Par suite, faute de donation indirecte, l’administration fiscale ne peut réclamer aux demandeurs le paiement de droits d’enregistrement.
Si le tribunal ne peut annuler les avis de mise en recouvrement, il y a lieu en revanche d’annuler la décision de rejet de réclamation contentieuse de la direction régionale des finances publiques du 15 janvier 2024.
Sur les autres demandes
Sur les dépens
Aux termes de l’article 696 du code de procédure civile, la partie perdante est condamnée aux dépens, à moins que le juge, par décision motivée, n’en mette la totalité ou une fraction à la charge d’une autre partie.
La direction régionale des finances publiques, succombant à la présente instance sera condamnée aux dépens.

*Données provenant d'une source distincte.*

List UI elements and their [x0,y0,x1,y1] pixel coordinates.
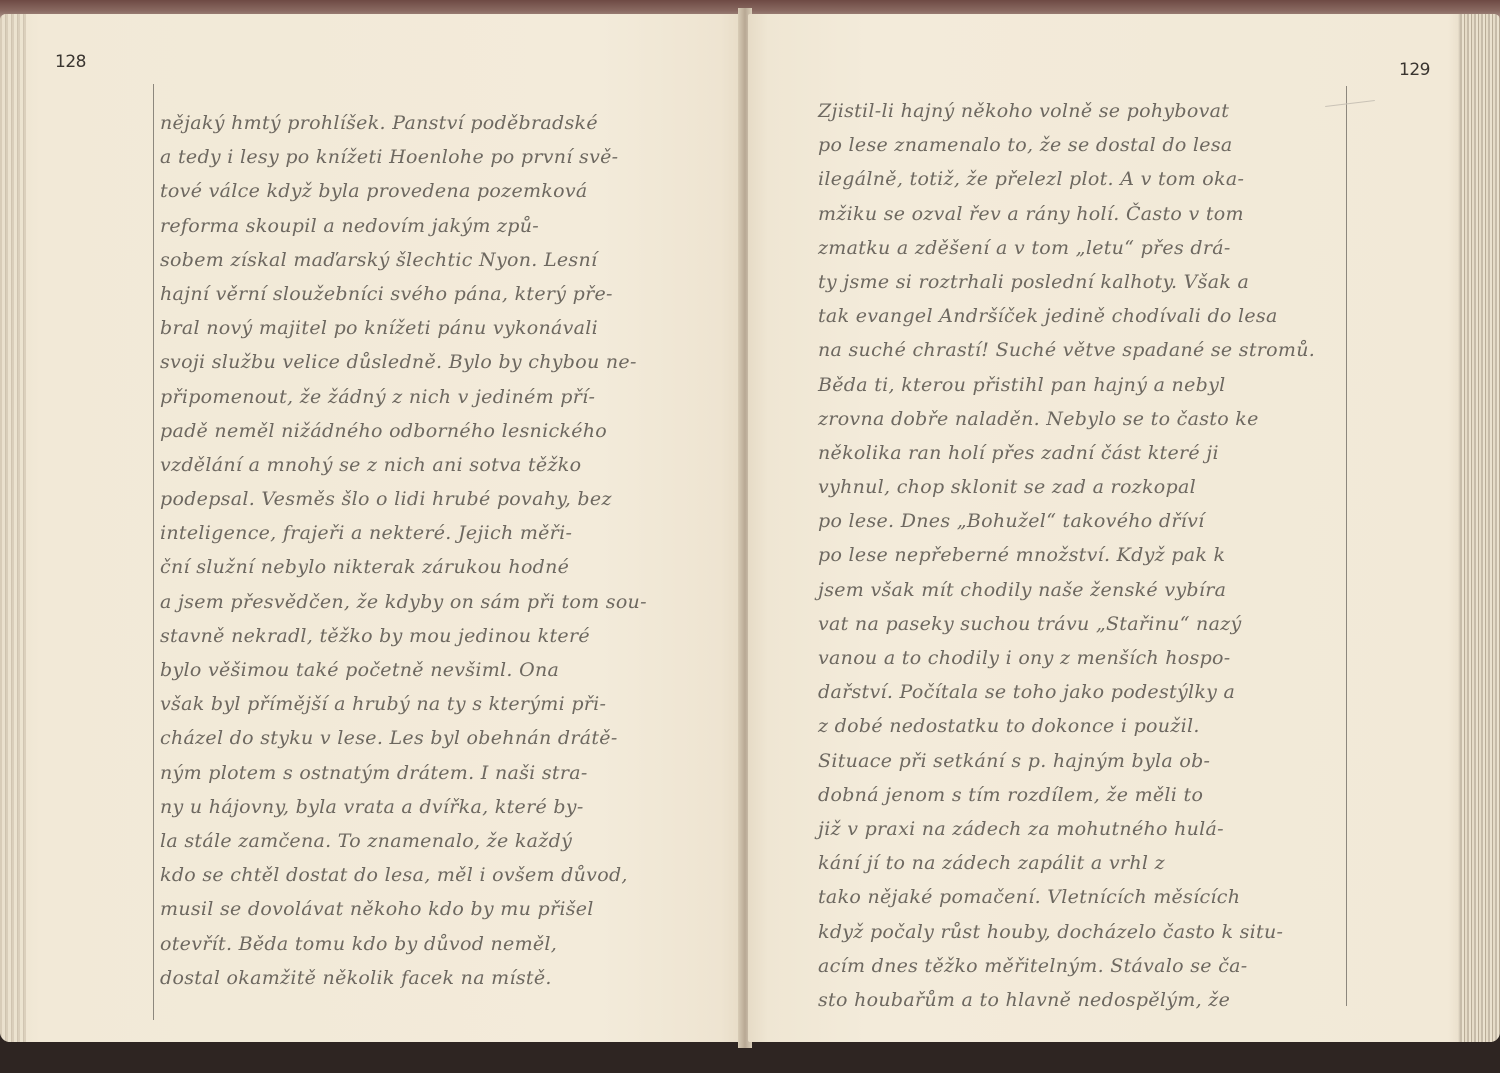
handwritten-line: kání jí to na zádech zapálit a vrhl z [818,846,1315,880]
handwritten-line: a jsem přesvědčen, že kdyby on sám při t… [160,585,647,619]
handwritten-line: když počaly růst houby, docházelo často … [818,915,1315,949]
handwritten-line: Situace při setkání s p. hajným byla ob- [818,744,1315,778]
handwritten-line: tové válce když byla provedena pozemková [160,174,647,208]
handwritten-line: po lese nepřeberné množství. Když pak k [818,538,1315,572]
handwritten-line: podepsal. Vesměs šlo o lidi hrubé povahy… [160,482,647,516]
handwritten-line: la stále zamčena. To znamenalo, že každý [160,824,647,858]
right-page-edges [1460,14,1500,1042]
handwritten-line: po lese znamenalo to, že se dostal do le… [818,128,1315,162]
handwritten-line: nějaký hmtý prohlíšek. Panství poděbrads… [160,106,647,140]
handwritten-line: ným plotem s ostnatým drátem. I naši str… [160,756,647,790]
handwritten-line: svoji službu velice důsledně. Bylo by ch… [160,345,647,379]
handwritten-line: hajní věrní sloužebníci svého pána, kter… [160,277,647,311]
handwritten-line: Běda ti, kterou přistihl pan hajný a neb… [818,368,1315,402]
handwritten-line: sobem získal maďarský šlechtic Nyon. Les… [160,243,647,277]
handwritten-line: tako nějaké pomačení. Vletnících měsícíc… [818,880,1315,914]
handwritten-line: ční služní nebylo nikterak zárukou hodné [160,550,647,584]
handwritten-line: ty jsme si roztrhali poslední kalhoty. V… [818,265,1315,299]
handwritten-line: ilegálně, totiž, že přelezl plot. A v to… [818,162,1315,196]
handwritten-line: otevřít. Běda tomu kdo by důvod neměl, [160,927,647,961]
handwritten-line: inteligence, frajeři a nekteré. Jejich m… [160,516,647,550]
left-margin-rule [153,84,154,1020]
handwritten-line: padě neměl nižádného odborného lesnickéh… [160,414,647,448]
handwritten-line: z dobé nedostatku to dokonce i použil. [818,709,1315,743]
handwritten-line: vanou a to chodily i ony z menších hospo… [818,641,1315,675]
handwritten-line: připomenout, že žádný z nich v jediném p… [160,380,647,414]
handwritten-line: několika ran holí přes zadní část které … [818,436,1315,470]
page-number-right: 129 [1399,60,1430,80]
handwritten-line: cházel do styku v lese. Les byl obehnán … [160,721,647,755]
handwritten-line: na suché chrastí! Suché větve spadané se… [818,333,1315,367]
right-margin-rule [1346,86,1347,1006]
handwritten-line: dařství. Počítala se toho jako podestýlk… [818,675,1315,709]
handwritten-line: dobná jenom s tím rozdílem, že měli to [818,778,1315,812]
handwritten-line: již v praxi na zádech za mohutného hulá- [818,812,1315,846]
handwritten-line: vzdělání a mnohý se z nich ani sotva těž… [160,448,647,482]
page-number-left: 128 [55,52,86,72]
handwritten-line: musil se dovolávat někoho kdo by mu přiš… [160,892,647,926]
right-page-text: Zjistil-li hajný někoho volně se pohybov… [818,94,1315,1017]
handwritten-line: vat na paseky suchou trávu „Stařinu“ naz… [818,607,1315,641]
left-page-text: nějaký hmtý prohlíšek. Panství poděbrads… [160,106,647,995]
handwritten-line: a tedy i lesy po knížeti Hoenlohe po prv… [160,140,647,174]
left-page: 128 nějaký hmtý prohlíšek. Panství poděb… [0,14,742,1042]
handwritten-line: však byl přímější a hrubý na ty s kterým… [160,687,647,721]
handwritten-line: vyhnul, chop sklonit se zad a rozkopal [818,470,1315,504]
handwritten-line: kdo se chtěl dostat do lesa, měl i ovšem… [160,858,647,892]
handwritten-line: bylo věšimou také početně nevšiml. Ona [160,653,647,687]
handwritten-line: mžiku se ozval řev a rány holí. Často v … [818,197,1315,231]
handwritten-line: jsem však mít chodily naše ženské vybíra [818,573,1315,607]
handwritten-line: stavně nekradl, těžko by mou jedinou kte… [160,619,647,653]
handwritten-line: acím dnes těžko měřitelným. Stávalo se č… [818,949,1315,983]
handwritten-line: zrovna dobře naladěn. Nebylo se to často… [818,402,1315,436]
handwritten-line: sto houbařům a to hlavně nedospělým, že [818,983,1315,1017]
scan-background [0,1048,1500,1073]
handwritten-line: ny u hájovny, byla vrata a dvířka, které… [160,790,647,824]
left-page-edges [0,14,26,1042]
handwritten-line: zmatku a zděšení a v tom „letu“ přes drá… [818,231,1315,265]
handwritten-line: Zjistil-li hajný někoho volně se pohybov… [818,94,1315,128]
open-book: 128 nějaký hmtý prohlíšek. Panství poděb… [0,8,1500,1048]
handwritten-line: po lese. Dnes „Bohužel“ takového dříví [818,504,1315,538]
handwritten-line: bral nový majitel po knížeti pánu vykoná… [160,311,647,345]
handwritten-line: tak evangel Andršíček jedině chodívali d… [818,299,1315,333]
handwritten-line: dostal okamžitě několik facek na místě. [160,961,647,995]
handwritten-line: reforma skoupil a nedovím jakým způ- [160,209,647,243]
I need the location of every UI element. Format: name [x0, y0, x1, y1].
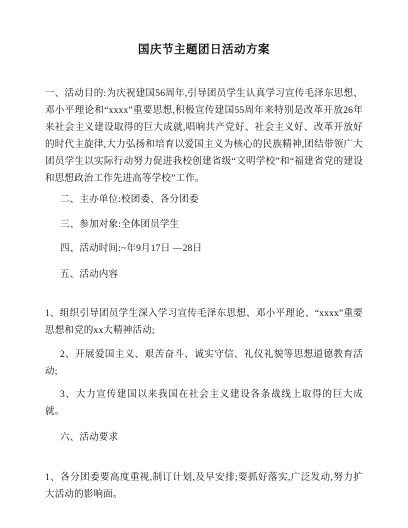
section-content-heading: 五、活动内容: [45, 267, 363, 284]
content-item-3: 3、大力宣传建国以来我国在社会主义建设各条战线上取得的巨大成就。: [45, 387, 363, 421]
section-participants: 三、参加对象:全体团员学生: [45, 217, 363, 234]
document-page: 国庆节主题团日活动方案 一、活动目的:为庆祝建国56周年,引导团员学生认真学习宣…: [0, 0, 408, 528]
section-time: 四、活动时间:~年9月17日 —28日: [45, 241, 363, 258]
section-requirements-heading: 六、活动要求: [45, 430, 363, 447]
content-item-2: 2、开展爱国主义、艰苦奋斗、诚实守信、礼仪礼貌等思想道德教育活动;: [45, 347, 363, 381]
content-item-1: 1、组织引导团员学生深入学习宣传毛泽东思想、邓小平理论、“xxxx”重要思想和党…: [45, 306, 363, 340]
section-purpose: 一、活动目的:为庆祝建国56周年,引导团员学生认真学习宣传毛泽东思想、邓小平理论…: [45, 86, 363, 188]
requirements-item-1: 1、各分团委要高度重视,制订计划,及早安排;要抓好落实,广泛发动,努力扩大活动的…: [45, 470, 363, 504]
document-title-text: 国庆节主题团日活动方案: [138, 44, 270, 56]
document-title: 国庆节主题团日活动方案: [45, 43, 363, 57]
section-organizer: 二、主办单位:校团委、各分团委: [45, 192, 363, 209]
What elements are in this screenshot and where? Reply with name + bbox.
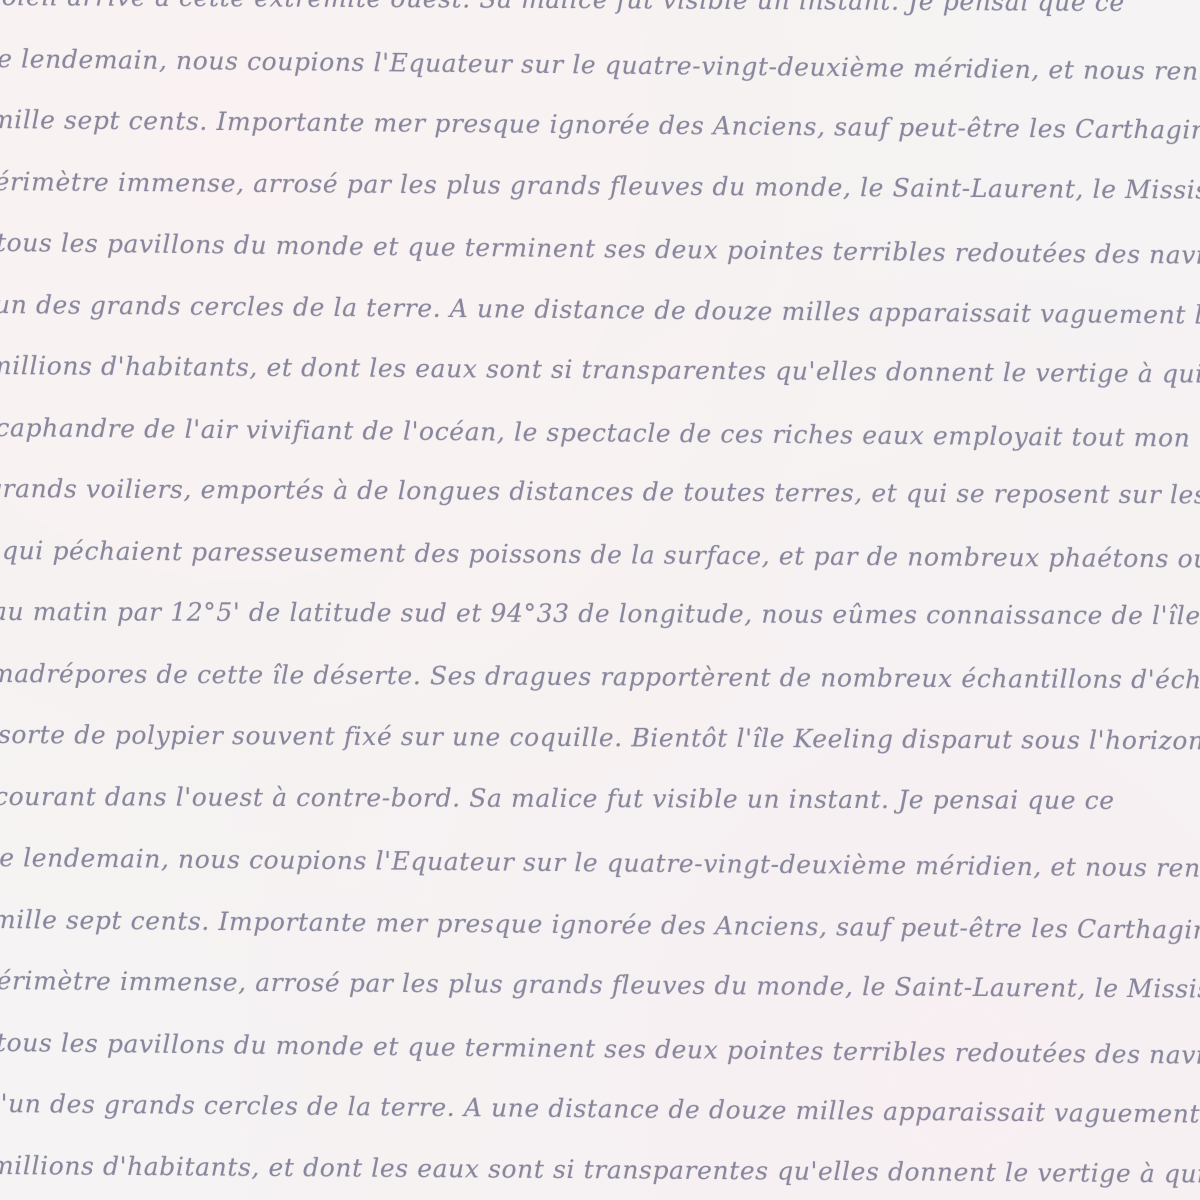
handwritten-line: millions d'habitants, et dont les eaux s…	[0, 1151, 1200, 1190]
handwritten-line: scaphandre de l'air vivifiant de l'océan…	[0, 413, 1200, 454]
handwritten-line: sorte de polypier souvent fixé sur une c…	[0, 720, 1200, 755]
handwritten-page: Soleil arrivé à cette extrémité ouest. S…	[0, 0, 1200, 1200]
handwritten-line: périmètre immense, arrosé par les plus g…	[0, 966, 1200, 1004]
handwritten-line: Le lendemain, nous coupions l'Equateur s…	[0, 843, 1200, 884]
handwritten-line: Le lendemain, nous coupions l'Equateur s…	[0, 44, 1200, 87]
handwritten-line: un des grands cercles de la terre. A une…	[0, 290, 1200, 331]
handwritten-line: millions d'habitants, et dont les eaux s…	[0, 351, 1200, 390]
handwritten-line: au matin par 12°5' de latitude sud et 94…	[0, 597, 1200, 630]
handwritten-line: tous les pavillons du monde et que termi…	[0, 228, 1200, 272]
handwritten-line: mille sept cents. Importante mer presque…	[0, 105, 1200, 146]
handwritten-line: courant dans l'ouest à contre-bord. Sa m…	[0, 782, 1115, 815]
handwritten-line: l'un des grands cercles de la terre. A u…	[0, 1089, 1200, 1130]
handwritten-line: Soleil arrivé à cette extrémité ouest. S…	[0, 0, 1125, 17]
handwritten-line: madrépores de cette île déserte. Ses dra…	[0, 659, 1200, 695]
handwritten-line: mille sept cents. Importante mer presque…	[0, 905, 1200, 946]
handwritten-line: grands voiliers, emportés à de longues d…	[0, 474, 1200, 509]
handwritten-line: périmètre immense, arrosé par les plus g…	[0, 167, 1200, 205]
handwritten-line: qui péchaient paresseusement des poisson…	[2, 536, 1200, 574]
handwritten-line: tous les pavillons du monde et que termi…	[0, 1028, 1200, 1072]
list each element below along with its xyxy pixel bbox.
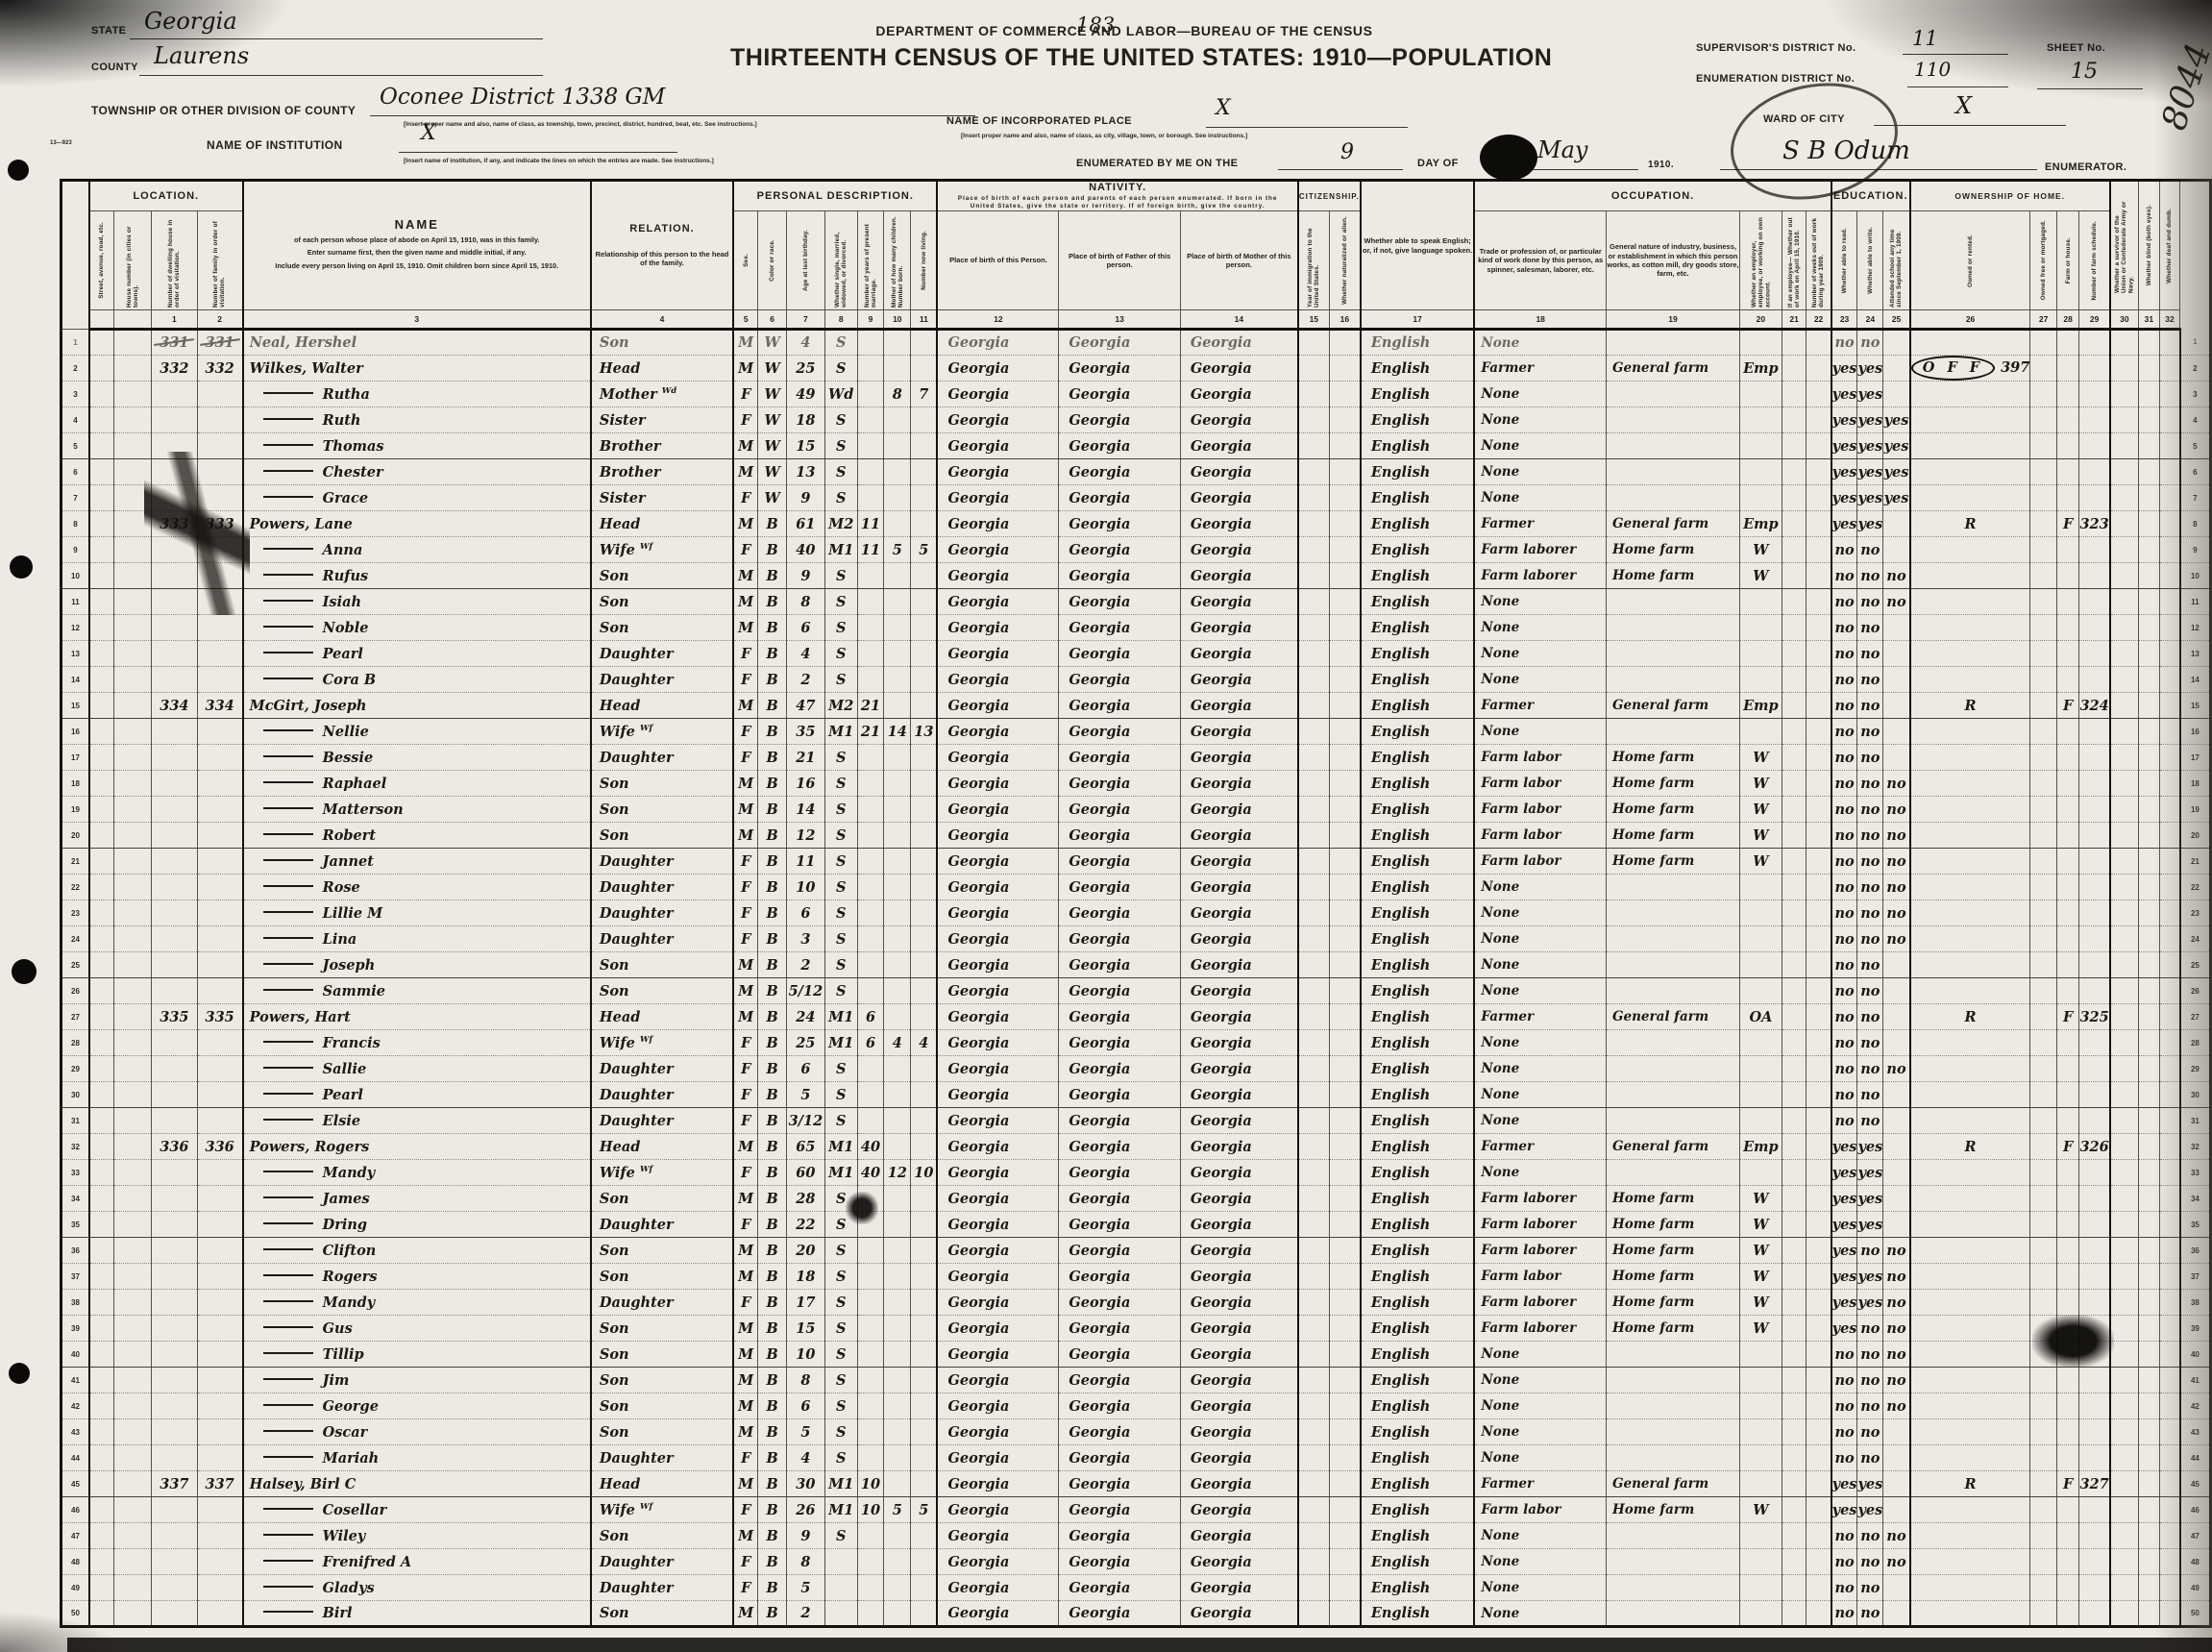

Sur l’article 700 du code de procédure civile
En application de l’article 700 du code de procédure civile, dans toutes les instances le juge condamne la partie tenue aux dépens ou, à défaut, la partie perdante à payer à l’autre partie la somme qu’il détermine au titre des frais exposés et non compris dans les dépens. Le juge tient compte de l’équité ou de la situation économique de la partie condamnée. Il peut, même d’office, pour des raisons tirées des mêmes considérations, dire qu’il n’y a lieu à condamnation.
La direction régionale des finances publiques sera condamnée à verser aux époux [U] la somme de 2000 euros au titre de l’article 700 du code de procédure civile.
PAR CES MOTIFS
Le tribunal statuant publiquement, par jugement contradictoire et en premier ressort,
RECOIT l’intervention volontaire de la [Adresse 6] ;
ANNULE la décision de rejet du directeur général des finances publiques, agissant en la personne du directeur régional des finances publiques de Haute-Savoie en date du 15 janvier 2024
DIT qu’il appartiendra au directeur général des finances publiques, agissant en la personne du directeur régional des finances publiques de Haute-Savoie, de notifier la décharge du rehaussement de droits correspondant ainsi que des pénalités,
CONDAMNE la direction régionale des finances publiques de Provence-Alpes-Côte d’Azur et du département des Bouches du Rhône aux entiers dépens,
CONDAMNE la [Adresse 6] au paiement de la somme de 2000 euros à M. [W] [U] et Mme [O] [Y] épouse [U] au titre de l’article 700 du code de procédure civile.
AINSI JUGÉ ET PRONONCÉ AU TRIBUNAL JUDICIAIRE D’ANNECY LE DIX NEUF NOVEMBRE DEUX MIL VINGT CINQ
Et le présent jugement a été signé par le Président et la Greffière.